I am coming up on my 23rd birthday, which means over half my life I have woken up ungrateful about all my body has done for me. For half my life I have torn myself apart, hurt my body, neglected care, and wished I could have been in any other body than my own.


For half my life I have not praised God for all this body has done, but instead asked “why” I cannot be skinnier, prettier, and more than I am - more than He has created me to be.


I am sick at the thought that I have neglected all that I am for the prize possession title of one day being “Skinny” or “Beautiful...” It is as if those words are more meaningful than kind, hard working, generous, and God Fearing.
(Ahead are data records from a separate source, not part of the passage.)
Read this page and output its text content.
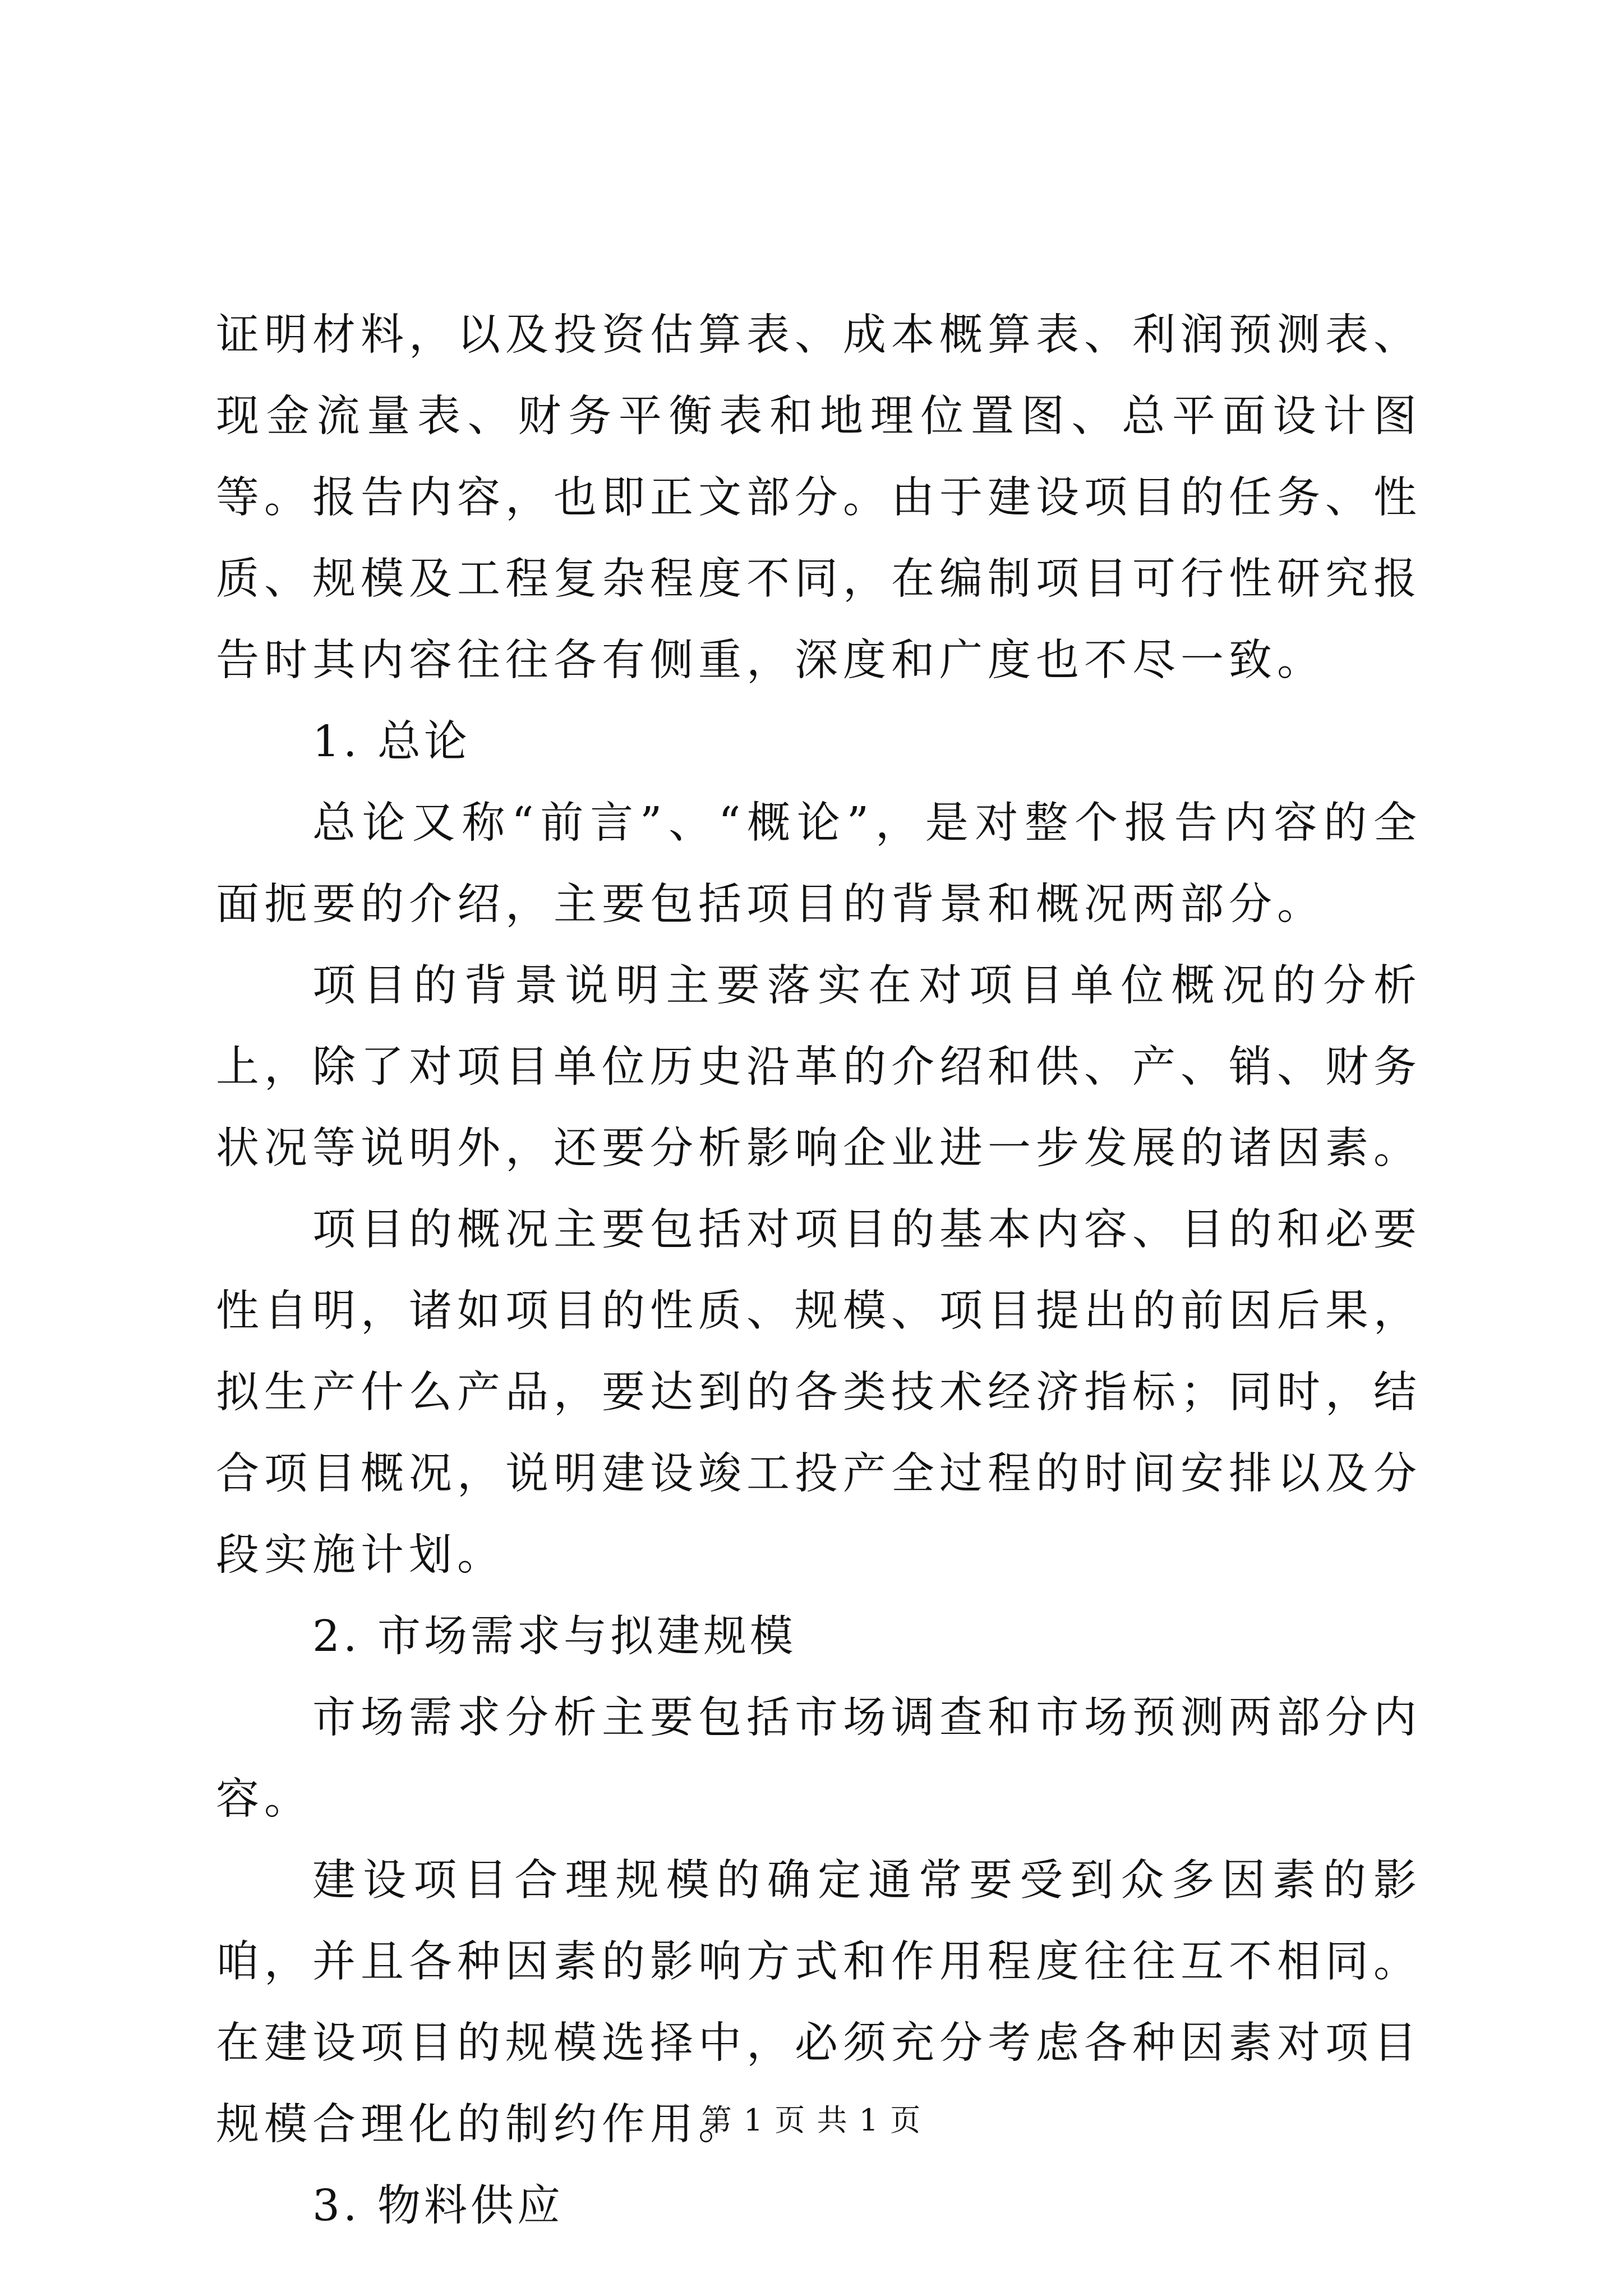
证明材料，以及投资估算表、成本概算表、利润预测表、现金流量表、财务平衡表和地理位置图、总平面设计图等。报告内容，也即正文部分。由于建设项目的任务、性质、规模及工程复杂程度不同，在编制项目可行性研究报告时其内容往往各有侧重，深度和广度也不尽一致。

1. 总论

总论又称“前言”、“概论”，是对整个报告内容的全面扼要的介绍，主要包括项目的背景和概况两部分。

项目的背景说明主要落实在对项目单位概况的分析上，除了对项目单位历史沿革的介绍和供、产、销、财务状况等说明外，还要分析影响企业进一步发展的诸因素。

项目的概况主要包括对项目的基本内容、目的和必要性自明，诸如项目的性质、规模、项目提出的前因后果，拟生产什么产品，要达到的各类技术经济指标；同时，结合项目概况，说明建设竣工投产全过程的时间安排以及分段实施计划。

2. 市场需求与拟建规模

市场需求分析主要包括市场调查和市场预测两部分内容。

建设项目合理规模的确定通常要受到众多因素的影咱，并且各种因素的影响方式和作用程度往往互不相同。在建设项目的规模选择中，必须充分考虑各种因素对项目规模合理化的制约作用。

3. 物料供应

第 1 页 共 1 页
I know God has bigger plans for all of us than to feel trapped in a cycle of worrying about jean sizes, stretch marks, and crying in the mirror.


So, how do you want to be remembered? - because when beauty fades and age takes over and all that there is to be remembered is your soul - does anything else really matter?


8,344 days, but today can be the day you start fresh. Free of resentment, free of food restraint hell, free of society’s standards and into what God can mold you into being.


Now, if you’ve made it down to the end of this blog, all I ask if you read this question to yourself. Answer it honestly and without regret.


How many days have you lived in this body, and how many days have you been nice to it?